I turned and bolted back into the open.

The fire dragon swooped lower, fireballs forming in its mouth.

They streaked toward me—

—and missed.

Wide.

Embarrassingly wide.

He wasn’t lying.

It really does need levels.

I zigzagged through the brush, then suddenly veered sideways and dove behind a fallen log.

The dragon burst through the foliage after me, landing hard, fire already building—

—and the ground shook.

The massive monster’s eyes snapped open.

Instant fury.

Its head turned.

Locked onto the fire dragon.

The dragon froze.

Then took a step back.

Then another.

The human arrived just behind it, breathless and annoyed.

“What are you doing?” he snapped. “Did you lose it? You’re so use—”

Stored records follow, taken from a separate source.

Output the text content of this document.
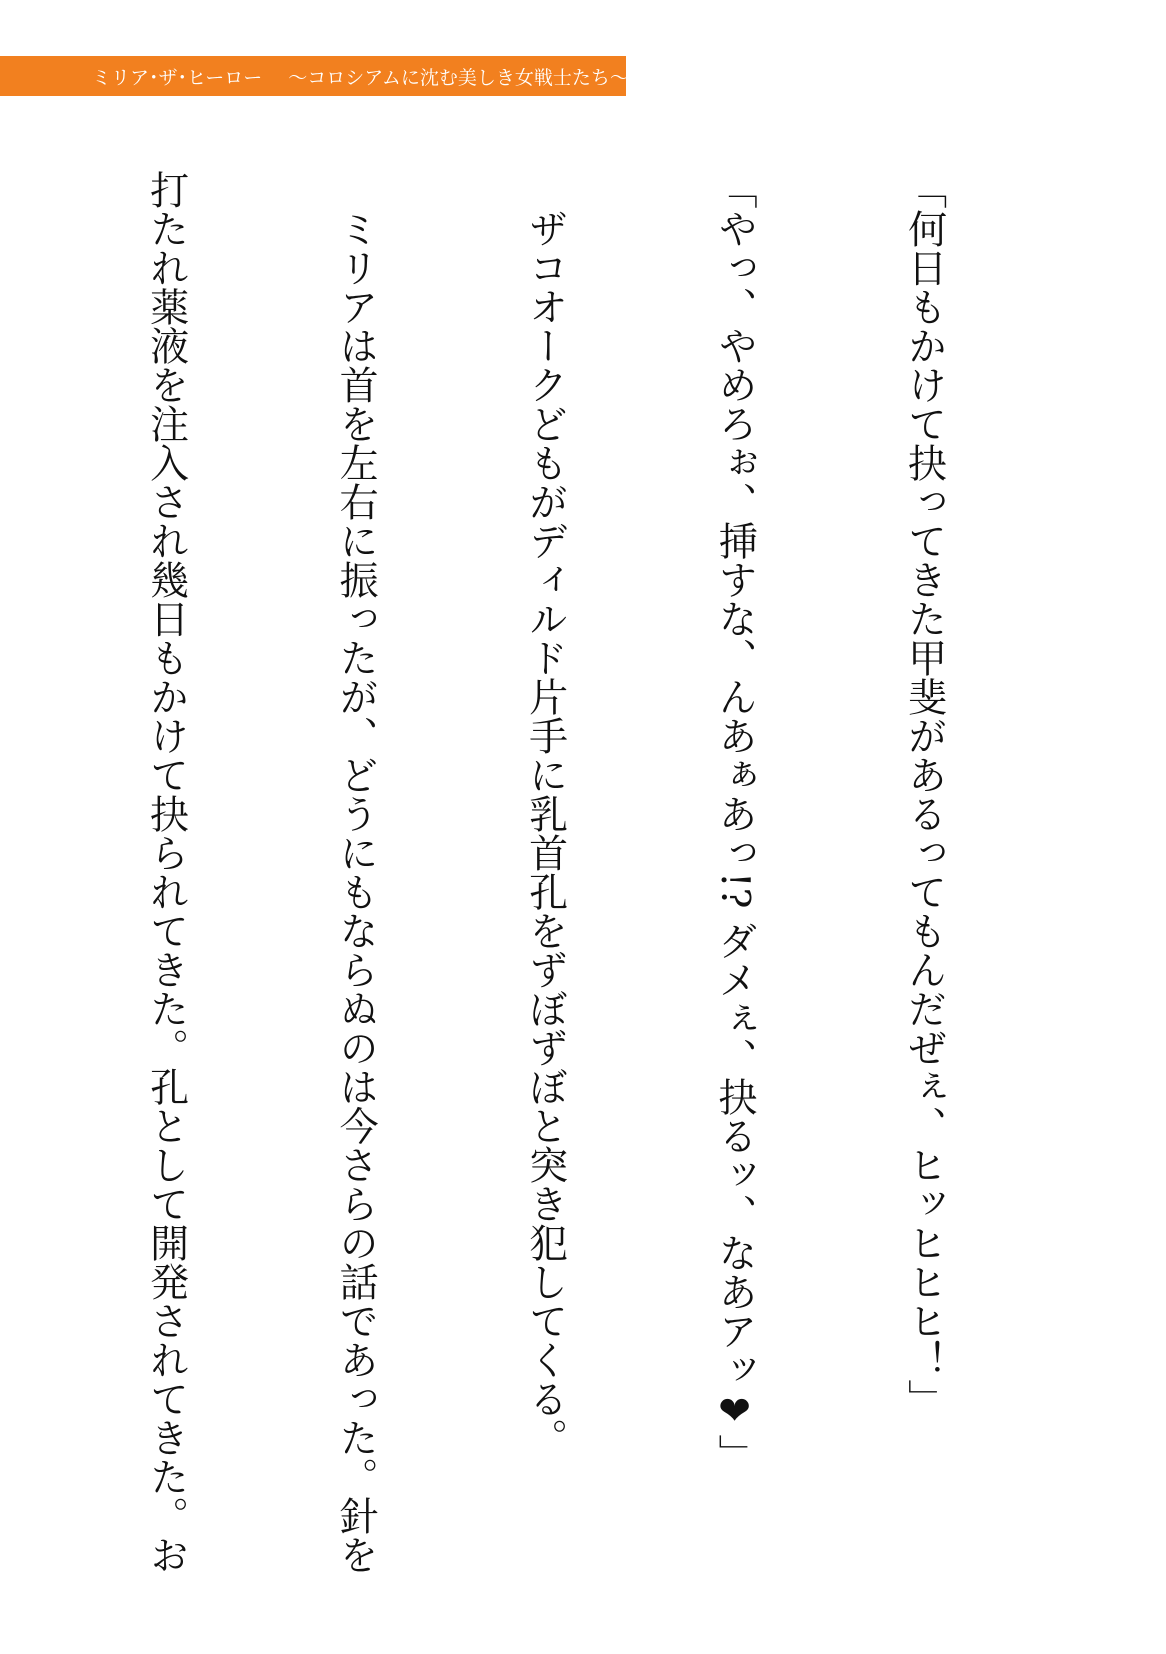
ミリア･ザ･ヒーロー ～コロシアムに沈む美しき女戦士たち～

「何日もかけて抉ってきた甲斐があるってもんだぜぇ、ヒッヒヒヒ！」

「やっ、やめろぉ、挿すな、んあぁあっ!? ダメぇ、抉るッ、なあアッ❤」

　ザコオークどもがディルド片手に乳首孔をずぼずぼと突き犯してくる。

　ミリアは首を左右に振ったが、どうにもならぬのは今さらの話であった。針を

打たれ薬液を注入され幾日もかけて抉られてきた。孔として開発されてきた。お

He followed the dragon’s gaze.

Locked eyes with the monster.

His arm shot up on instinct.

What is he doing? Summoning more monsters?

He froze.

Then slowly lowered his hand.

“…No way,” he whispered. “Level thirty-four? That shouldn’t be here.”

Panic replaced arrogance instantly.

The fire dragon vanished in a flash of light as he recalled it.

The man turned and ran.

The forest erupted.

A deafening growl shook the air as the massive monster charged after him, trees splintering in its wake.

I sagged against the log.

Breathing hard.

Even though I didn’t need to.

A distant scream echoed.

Then another.

Then the sound of something very large hitting something much smaller.

I swallowed.

That’s what you get, for killing my parents.

The words felt strange.

They hadn’t really been my parents.

They were… something else.

But still.

I stared at the forest floor, surrounded by silence and ash-scented air.

The system wasn’t wrong.

Mimic Larvae really are experience fodder.

System is never wrong.

I flinched.

Don’t do that, you scared me.

I hesitated, then asked.

The human said he was lucky to find this nest to level up in. How do you level up a monster?

By killing monsters.

…Well, I guess that was obvious.

Then don’t ask.

I blinked.

“Why are you sassy with me?”

I’m not.

I looked down at my weak, sticky body.

At the forest.

At the empty space where the nest had been.

…What has my life come to?

I let out a slow breath, forcing myself to calm down.

Then I looked around.

The forest didn’t answer.

If I wanted to survive this world—

I’d have to learn fast.

Because no one was coming to save me.